The police may need the assistance of the media to inform the public of a situation, put a description out, or encourage witnesses to come forth. It’s a symbiotic relationship.

“News media comes to us for a lot of what they want to sell their medium with. When people see that, they draw conclusions,” said Wiley. “In today’s world of social media, you just can’t do anything without it spreading like wildfire and this gives us the opportunity to explain to people this is why we do what we do rather than the public as a whole making assumptions about why we’re doing it.”

Wiley said he enjoys being able to educate people. He said a lot of people draw what they see in the news.

Information leaked too fast or inaccurate stories spread can affect the outcome of a trail. Wiley said there were some cases where a high profile trial had to be moved to other locations because of this.

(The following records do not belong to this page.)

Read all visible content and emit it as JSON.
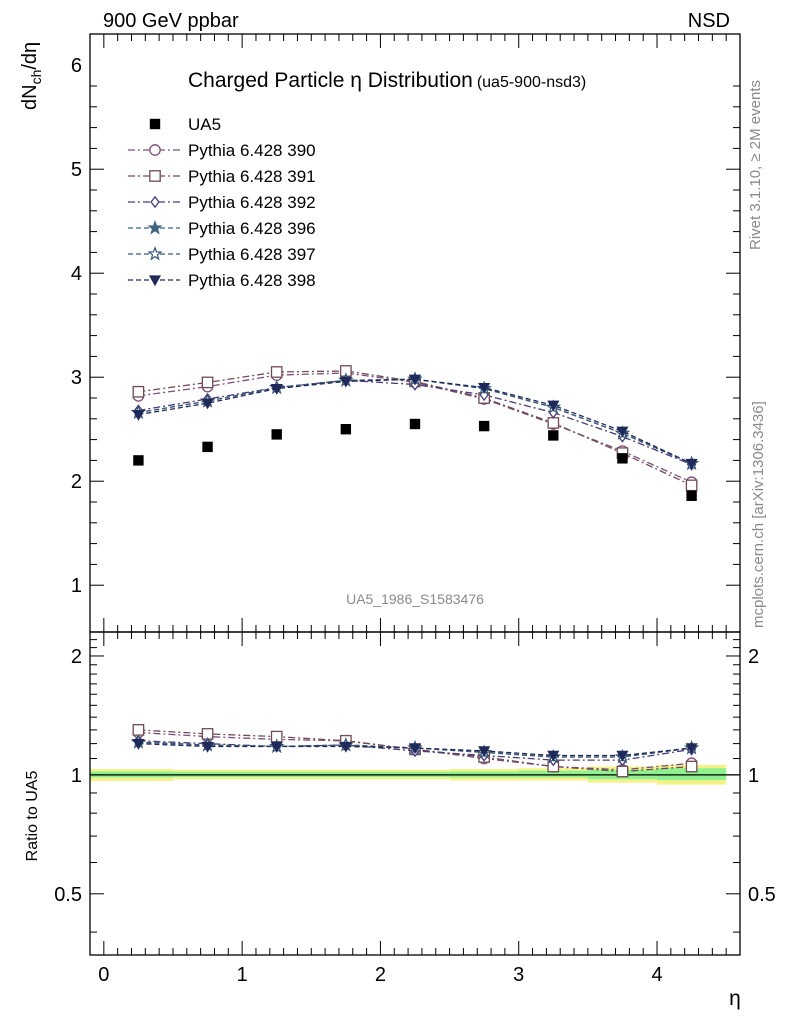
{
  "header": {
    "left_label": "900 GeV ppbar",
    "right_label": "NSD",
    "side_label_top": "Rivet 3.1.10, ≥ 2M events",
    "side_label_bottom": "mcplots.cern.ch [arXiv:1306.3436]"
  },
  "chart_data": [
    {
      "type": "scatter",
      "title": "Charged Particle η Distribution",
      "title_suffix": "(ua5-900-nsd3)",
      "watermark": "UA5_1986_S1583476",
      "ylabel_main": "dN",
      "ylabel_sub": "ch",
      "ylabel_tail": "/dη",
      "xlim": [
        -0.1,
        4.6
      ],
      "ylim": [
        0.55,
        6.3
      ],
      "y_ticks": [
        1,
        2,
        3,
        4,
        5,
        6
      ],
      "y_tick_labels": [
        "1",
        "2",
        "3",
        "4",
        "5",
        "6"
      ],
      "x": [
        0.25,
        0.75,
        1.25,
        1.75,
        2.25,
        2.75,
        3.25,
        3.75,
        4.25
      ],
      "data": {
        "name": "UA5",
        "values": [
          2.2,
          2.33,
          2.45,
          2.5,
          2.55,
          2.53,
          2.44,
          2.22,
          1.86
        ]
      },
      "series": [
        {
          "name": "Pythia 6.428 390",
          "marker": "circle",
          "dash": "dashdot",
          "color": "#7b4f7a",
          "values": [
            2.82,
            2.91,
            3.02,
            3.04,
            2.95,
            2.79,
            2.55,
            2.29,
            1.99
          ]
        },
        {
          "name": "Pythia 6.428 391",
          "marker": "square",
          "dash": "dashdot",
          "color": "#704a55",
          "values": [
            2.86,
            2.95,
            3.05,
            3.06,
            2.96,
            2.8,
            2.56,
            2.27,
            1.96
          ]
        },
        {
          "name": "Pythia 6.428 392",
          "marker": "diamond",
          "dash": "dashdot",
          "color": "#4a3a7a",
          "values": [
            2.68,
            2.79,
            2.9,
            2.97,
            2.93,
            2.83,
            2.66,
            2.43,
            2.16
          ]
        },
        {
          "name": "Pythia 6.428 396",
          "marker": "star",
          "dash": "dashed",
          "color": "#3f6480",
          "values": [
            2.66,
            2.77,
            2.9,
            2.97,
            2.98,
            2.89,
            2.71,
            2.46,
            2.17
          ]
        },
        {
          "name": "Pythia 6.428 397",
          "marker": "star-open",
          "dash": "dashed",
          "color": "#3a5a78",
          "values": [
            2.66,
            2.77,
            2.9,
            2.97,
            2.98,
            2.89,
            2.71,
            2.46,
            2.17
          ]
        },
        {
          "name": "Pythia 6.428 398",
          "marker": "triangle-down",
          "dash": "dashed",
          "color": "#1f2a5a",
          "values": [
            2.64,
            2.75,
            2.89,
            2.96,
            2.98,
            2.9,
            2.73,
            2.48,
            2.17
          ]
        }
      ]
    },
    {
      "type": "line",
      "ylabel": "Ratio to UA5",
      "xlabel": "η",
      "xlim": [
        -0.1,
        4.6
      ],
      "ylim": [
        0.35,
        2.3
      ],
      "y_ticks": [
        0.5,
        1,
        2
      ],
      "y_tick_labels": [
        "0.5",
        "1",
        "2"
      ],
      "x_ticks": [
        0,
        1,
        2,
        3,
        4
      ],
      "x_tick_labels": [
        "0",
        "1",
        "2",
        "3",
        "4"
      ],
      "band_edges": [
        -0.1,
        0.5,
        1.0,
        1.5,
        2.0,
        2.5,
        3.0,
        3.5,
        4.0,
        4.5
      ],
      "band_outer": [
        [
          0.965,
          1.035
        ],
        [
          0.975,
          1.03
        ],
        [
          0.975,
          1.03
        ],
        [
          0.975,
          1.03
        ],
        [
          0.975,
          1.03
        ],
        [
          0.968,
          1.035
        ],
        [
          0.968,
          1.04
        ],
        [
          0.955,
          1.05
        ],
        [
          0.945,
          1.06
        ]
      ],
      "band_inner": [
        [
          0.985,
          1.02
        ],
        [
          0.988,
          1.018
        ],
        [
          0.988,
          1.018
        ],
        [
          0.988,
          1.018
        ],
        [
          0.988,
          1.018
        ],
        [
          0.985,
          1.02
        ],
        [
          0.985,
          1.025
        ],
        [
          0.975,
          1.03
        ],
        [
          0.97,
          1.04
        ]
      ],
      "band_outer_color": "#f5f28a",
      "band_inner_color": "#8ef08e",
      "series_ratios": [
        [
          1.28,
          1.25,
          1.23,
          1.22,
          1.16,
          1.1,
          1.05,
          1.03,
          1.07
        ],
        [
          1.3,
          1.27,
          1.25,
          1.22,
          1.16,
          1.11,
          1.05,
          1.02,
          1.05
        ],
        [
          1.22,
          1.2,
          1.18,
          1.19,
          1.15,
          1.12,
          1.09,
          1.09,
          1.16
        ],
        [
          1.21,
          1.19,
          1.18,
          1.19,
          1.17,
          1.14,
          1.11,
          1.11,
          1.17
        ],
        [
          1.21,
          1.19,
          1.18,
          1.19,
          1.17,
          1.14,
          1.11,
          1.11,
          1.17
        ],
        [
          1.2,
          1.18,
          1.18,
          1.18,
          1.17,
          1.15,
          1.12,
          1.12,
          1.17
        ]
      ]
    }
  ]
}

“We respond to an incident and we have people coming out of the woodwork trying to see what we are doing and there they are with their cameras,” said Wiley.

Perimeters are set to push people back to keep the scene out of the public view and maintain the integrity of a search.

Ramon Caraballo, Muhlenberg Township Police and Berks County Detective, said, “There is no formula to solving a crime. It normally takes people coming forward and providing information as small as a clue can be that would lead us to solve very serious crimes.”

Caraballo said police work in partnership with the community in order to solve crimes.

Muhlenberg resident Barbara Conrad learned much about different types of crimes and what police have to do.

“What really impressed me last year was how they have to make decisions in a split second and that can be so, I imagine for them, terrifying because you don’t want to kill anybody if you don’t have to, but if you feel threatened and so it was like we got an insight into all those different things,” said Conrad, who has respect and appreciation for police, but even more so since coming to class.

Kathy Seyler, Muhlenberg resident, said, “It is nice to know all these people are out there looking out for us and taking care of us.

Sergeant Joel V. Marino, community services officer, Muhlenberg Township Police, hopes the academy participants gained knowledge and appreciation about police work.

“Hopefully we give people a new perspective on all the things that we do right and how hard it is to do it right,” said Marino. “It’s a good inside look at what police do without actually getting behind the wheel of a police car and strapping on a gun belt.”